On September 11, 2014, an order was issued certifying Plaintiff’s state-wide class. The class consisted of all persons who purchased Dream Water in the State of California from the date it was first sold through May 2, 2015, the date class notice was disseminated.
Trial was bifurcated with respect to liability and damages. The liability phase of trial took place over the course of five days from February 22-29, 2016.
Plaintiff proceeded at trial on his theory there is no scientific basis for the advertised efficacy of Dream Water and that Defendant’s advertising is not only misleading, but is in fact false, in violation of the UCL, FAL, and CLRA. Plaintiff, on behalf of himself and the certified class, thus had the burden of proving: (1) the challenged advertising statements were false or misleading, (2) Plaintiff’s own actual reliance on the advertising, and (3) with respect to class-wide reliance, that the advertising statements were material to consumers, as required by the CLRA, or that the advertising statements were likely to deceive consumers, as required by the UCL and FAL.
Plaintiff offered testimony of a designated expert who testified as to his belief there is no credible evidence to support the efficacy of Dream Water’s ingredients. Plaintiff himself testified about the experience with Dream Water, gave conflicting testimony about whether and to what extent he relied on the Dream Water label or website.
Defendant offered designated expert testimony about scientific studies confirming the use of Dream Water’s ingredients for the purpose for which Dream Water is advertised and the fact there is a consensus amongst physicians that melatonin, the primary ingredient in Dream Water, works as a gentle sleep aid.
On February 29, 2016, the Court rendered the verdict for the Defendant on the last day of trial. The Court found the testimony of Plaintiff’s expert did not demonstrate that there was no valid scientific or medical evidence to support the advertising claims associated with Dream Water. The evidence presented at trial demonstrated there is scientific support for those claims and Plaintiff failed to prove, by a preponderance of the evidence, that Defendant made false or misleading statements in any of its advertising or labeling.
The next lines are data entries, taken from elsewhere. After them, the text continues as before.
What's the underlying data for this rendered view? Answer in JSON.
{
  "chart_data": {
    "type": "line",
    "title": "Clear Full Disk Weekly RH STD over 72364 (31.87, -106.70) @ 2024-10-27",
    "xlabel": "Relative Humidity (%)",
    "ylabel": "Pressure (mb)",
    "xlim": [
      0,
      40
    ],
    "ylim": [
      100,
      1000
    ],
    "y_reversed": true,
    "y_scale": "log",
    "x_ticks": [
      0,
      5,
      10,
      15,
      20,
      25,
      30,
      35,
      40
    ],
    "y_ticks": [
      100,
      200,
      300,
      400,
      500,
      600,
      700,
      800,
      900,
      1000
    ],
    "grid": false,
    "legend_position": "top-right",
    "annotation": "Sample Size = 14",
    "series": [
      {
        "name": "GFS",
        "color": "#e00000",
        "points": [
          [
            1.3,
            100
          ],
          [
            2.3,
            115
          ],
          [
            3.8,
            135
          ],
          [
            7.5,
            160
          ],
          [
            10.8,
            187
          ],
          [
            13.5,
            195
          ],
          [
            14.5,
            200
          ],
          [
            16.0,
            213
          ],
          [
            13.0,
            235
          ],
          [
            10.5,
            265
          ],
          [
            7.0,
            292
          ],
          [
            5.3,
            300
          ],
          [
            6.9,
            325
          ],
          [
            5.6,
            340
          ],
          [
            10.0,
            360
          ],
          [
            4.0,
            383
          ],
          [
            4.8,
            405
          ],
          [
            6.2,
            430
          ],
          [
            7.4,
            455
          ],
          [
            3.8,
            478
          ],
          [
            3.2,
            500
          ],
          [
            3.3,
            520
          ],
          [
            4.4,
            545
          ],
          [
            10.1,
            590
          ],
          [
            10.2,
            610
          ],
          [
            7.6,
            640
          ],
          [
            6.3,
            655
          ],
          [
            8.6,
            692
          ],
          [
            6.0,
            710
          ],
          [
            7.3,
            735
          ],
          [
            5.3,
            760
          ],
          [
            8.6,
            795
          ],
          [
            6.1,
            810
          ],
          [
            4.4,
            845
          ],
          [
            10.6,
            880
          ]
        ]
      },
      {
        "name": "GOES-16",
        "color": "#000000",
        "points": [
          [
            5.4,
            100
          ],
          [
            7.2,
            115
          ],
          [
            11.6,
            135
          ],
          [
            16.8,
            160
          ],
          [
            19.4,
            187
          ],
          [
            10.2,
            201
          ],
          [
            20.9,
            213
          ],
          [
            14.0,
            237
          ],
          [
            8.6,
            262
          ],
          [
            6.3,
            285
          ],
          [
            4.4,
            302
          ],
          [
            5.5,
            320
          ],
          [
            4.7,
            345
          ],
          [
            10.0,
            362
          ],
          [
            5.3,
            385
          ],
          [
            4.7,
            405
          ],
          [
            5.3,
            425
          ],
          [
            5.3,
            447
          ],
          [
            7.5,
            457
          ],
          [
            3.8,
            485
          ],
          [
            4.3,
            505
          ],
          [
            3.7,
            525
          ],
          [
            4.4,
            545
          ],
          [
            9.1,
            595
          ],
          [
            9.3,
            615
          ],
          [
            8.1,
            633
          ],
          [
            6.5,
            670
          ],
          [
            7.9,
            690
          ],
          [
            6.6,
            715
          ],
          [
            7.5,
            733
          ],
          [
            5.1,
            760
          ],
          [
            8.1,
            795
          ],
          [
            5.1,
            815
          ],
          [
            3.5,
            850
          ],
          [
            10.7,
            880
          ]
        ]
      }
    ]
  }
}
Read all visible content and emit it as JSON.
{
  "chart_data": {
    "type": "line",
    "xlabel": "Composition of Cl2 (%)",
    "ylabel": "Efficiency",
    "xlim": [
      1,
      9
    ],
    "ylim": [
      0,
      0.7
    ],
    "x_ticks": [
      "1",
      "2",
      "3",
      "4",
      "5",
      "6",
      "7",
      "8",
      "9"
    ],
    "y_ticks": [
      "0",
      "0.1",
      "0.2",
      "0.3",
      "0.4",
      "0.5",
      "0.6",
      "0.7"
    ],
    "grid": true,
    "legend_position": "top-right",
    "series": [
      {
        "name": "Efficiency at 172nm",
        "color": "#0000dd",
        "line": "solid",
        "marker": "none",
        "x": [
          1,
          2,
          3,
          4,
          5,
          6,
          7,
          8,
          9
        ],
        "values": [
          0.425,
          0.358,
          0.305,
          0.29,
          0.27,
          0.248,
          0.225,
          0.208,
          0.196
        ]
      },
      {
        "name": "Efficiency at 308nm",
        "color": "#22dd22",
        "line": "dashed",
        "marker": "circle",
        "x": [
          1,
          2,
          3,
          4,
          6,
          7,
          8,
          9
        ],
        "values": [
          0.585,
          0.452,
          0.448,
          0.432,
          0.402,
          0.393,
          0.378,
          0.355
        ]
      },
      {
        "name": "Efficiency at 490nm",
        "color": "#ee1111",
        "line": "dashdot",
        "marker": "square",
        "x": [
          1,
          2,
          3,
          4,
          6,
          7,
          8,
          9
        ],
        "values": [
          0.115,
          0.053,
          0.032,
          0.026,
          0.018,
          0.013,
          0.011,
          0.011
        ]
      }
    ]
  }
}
Because the Court found Plaintiff failed to prove Defendant’s advertising statements were false or misleading, it follows that Plaintiff failed to establish his claims under the UCL, FAL, or CLRA which require false or misleading statements be made. The Court was not required, but nonetheless chose, to also address the ancillary issue of whether Plaintiff satisfied the additional requirements of the UCL, FAL, and CLRA on behalf of himself and the class. The Court found Plaintiff had no credibility whatsoever. Plaintiff failed to prove causation or actual reliance on the label and website, and also failed to prove class-wide reliance on the advertising, as required of him under the three statutes.